Setting Up Your Vacation Automations
Here is the order that makes sense:
- Week 1: Install smart locks, doorbell camera, and 4 smart bulbs. Set up basic vacation mode and light schedule.
- Week 2: Add water leak sensors and smart thermostat. Create freeze and leak alerts.
- Week 3: Add contact sensors on doors and windows. Set up the full departure and return routines.
- Week 4: Test everything. Leave for a weekend trip and verify all automations trigger correctly.

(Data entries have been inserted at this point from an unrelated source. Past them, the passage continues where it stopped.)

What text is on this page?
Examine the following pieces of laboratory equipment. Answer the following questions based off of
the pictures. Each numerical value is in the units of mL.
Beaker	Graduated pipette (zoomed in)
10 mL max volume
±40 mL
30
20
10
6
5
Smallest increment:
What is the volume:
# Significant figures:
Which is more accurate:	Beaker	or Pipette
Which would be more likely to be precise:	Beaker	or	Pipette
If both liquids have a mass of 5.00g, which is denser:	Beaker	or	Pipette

Do not set this all up the day before a two-week vacation. Give yourself time to test, adjust, and trust the system. A well-tested vacation setup means you can actually relax on your trip instead of checking your phone every hour.
The Bottom Line
Vacation should be relaxing, not anxiety-inducing. Ten automations — departure mode, randomized lights, speaker simulation, leak detection, freeze protection, smoke alerts, package monitoring, door/window alerts, welcome home, and post-trip review — cover every major risk. Start with 230 dollars worth of devices (smart bulbs, doorbell camera, leak sensors, and thermostat) and add more as your needs grow. The most expensive vacation disaster — water damage — costs 11,000 dollars on average. A 30-dollar leak sensor under your water heater is the best travel insurance you can buy.